Language identification
This api doesn't use image but String.FirebaseLanguageIdentification languageIdentifier =
FirebaseNaturalLanguage.getInstance().getLanguageIdentification();
languageIdentifier.identifyAllLanguages(text)
.addOnSuccessListener(
new OnSuccessListener<String>() {
@Override
public void onSuccess(List<IdentifiedLanguage> identifiedLanguages) {
for (IdentifiedLanguage identifiedLanguage : identifiedLanguages) {
String language = identifiedLanguage.getLanguageCode();
float confidence = identifiedLanguage.getConfidence();
Log.i(TAG, language + " (" + confidence + ")");
}
}
})
.addOnFailureListener(
new OnFailureListener() {
@Override
public void onFailure(@NonNull Exception e) {
// Model couldn’t be loaded or other internal error.
// ...
}
});
Result is a list of IdentifiedLanguage who contains: Language Code and confidence score.
Translation
Translation can be done with a on-device api but it can be use only for casual and simple translation over 59 languages (Japanese is supported). Model is trained to translate to and from English; so if you choose to translate between non-English languages, English will be used as an intermediate translation, which can affect quality.// Create an English-Japanese translator:
FirebaseTranslatorOptions options =
new FirebaseTranslatorOptions.Builder()
.setSourceLanguage(FirebaseTranslateLanguage.EN)
.setTargetLanguage(FirebaseTranslateLanguage.JP)
.build();
final FirebaseTranslator englishJapaneseTranslator =
FirebaseNaturalLanguage.getInstance().getTranslator(options);
final String text = "Merry Christmas";
// We need to download the model first
// Each model is around 30MB and are stored locally to be reused
FirebaseModelDownloadConditions conditions = new FirebaseModelDownloadConditions.Builder()
.requireWifi()
.build();
englishJapaneseTranslator.downloadModelIfNeeded(conditions)
.addOnSuccessListener(
new OnSuccessListener<Void>() {
@Override
public void onSuccess(Void v) {
// Model downloaded successfully. We can start translation
englishJapaneseTranslator.translate(text)
.addOnSuccessListener(
new OnSuccessListener<String>() {
@Override
public void onSuccess(@NonNull String translatedText) {
// Translation successful.
// translatedText <- "メリークリスマス"
}
})
.addOnFailureListener(
new OnFailureListener() {
@Override
public void onFailure(@NonNull Exception e) {
// Error during the translation.
}
});
}
})
.addOnFailureListener(
new OnFailureListener() {
@Override
public void onFailure(@NonNull Exception e) {
// Model couldn’t be downloaded or other internal error.
}
});
Smart reply generator (only in english)
The model work with the 10 most recent messages and provides a maximum of 3 suggested responses.// Define a conversation history
// Local User speaks to Remote User
// Smart reply is about what Local User may answer.

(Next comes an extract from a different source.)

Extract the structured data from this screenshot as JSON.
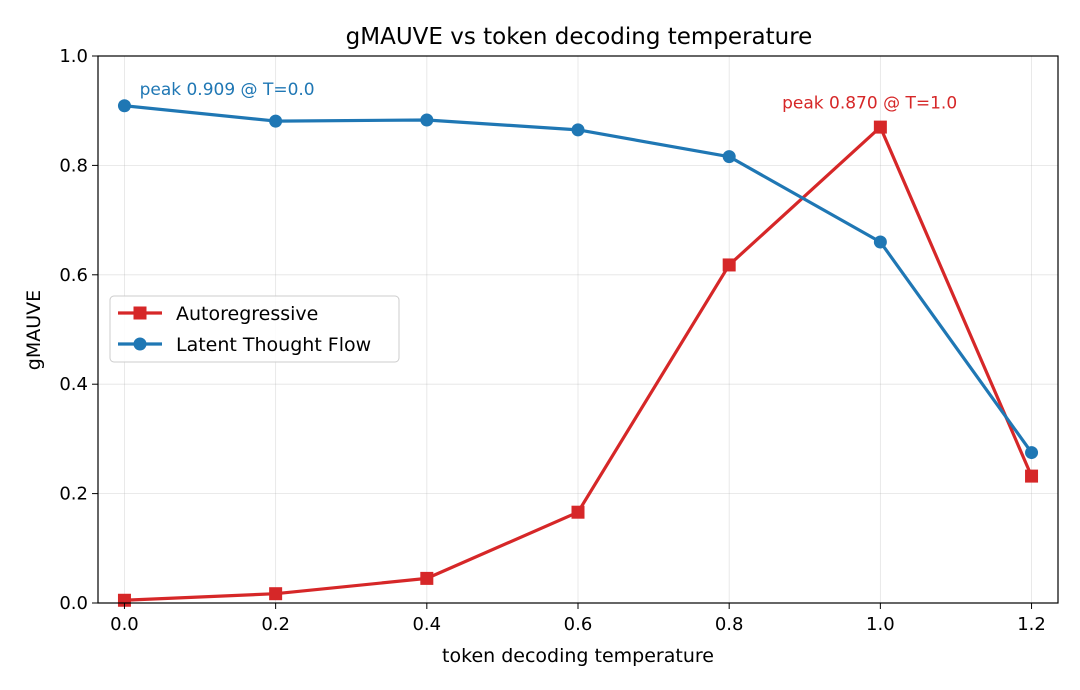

List<FirebaseTextMessage> conversation = new ArrayList<>();
conversation.add(FirebaseTextMessage.createForRemoteUser("It's Christmas time", System.currentTimeMillis(),"userId1"));
conversation.add(FirebaseTextMessage.createForLocalUser("Kids are happy", System.currentTimeMillis()));
conversation.add(FirebaseTextMessage.createForRemoteUser("Will Santa Claus come tonight ?", System.currentTimeMillis(),"userId1"));
FirebaseSmartReply smartReply = FirebaseNaturalLanguage.getInstance().getSmartReply();
smartReply.suggestReplies(conversation)
.addOnSuccessListener(new OnSuccessListener<SmartReplySuggestionResult>() {
@Override
public void onSuccess(SmartReplySuggestionResult result) {
if (result.getStatus() == SmartReplySuggestionResult.STATUS_NOT_SUPPORTED_LANGUAGE) {
// The conversation's language isn't supported, so the
// the result doesn't contain any suggestions.
} else if (result.getStatus() == SmartReplySuggestionResult.STATUS_SUCCESS) {
// Task completed successfully
for (SmartReplySuggestion suggestion : result.getSuggestions()) {
String replyText = suggestion.getText();
}
}
}
})
.addOnFailureListener(new OnFailureListener() {
@Override
public void onFailure(@NonNull Exception e) {
// Task failed with an exception
}
});
As result a list of SmartReplySuggestion Object. Each one will contain only a text.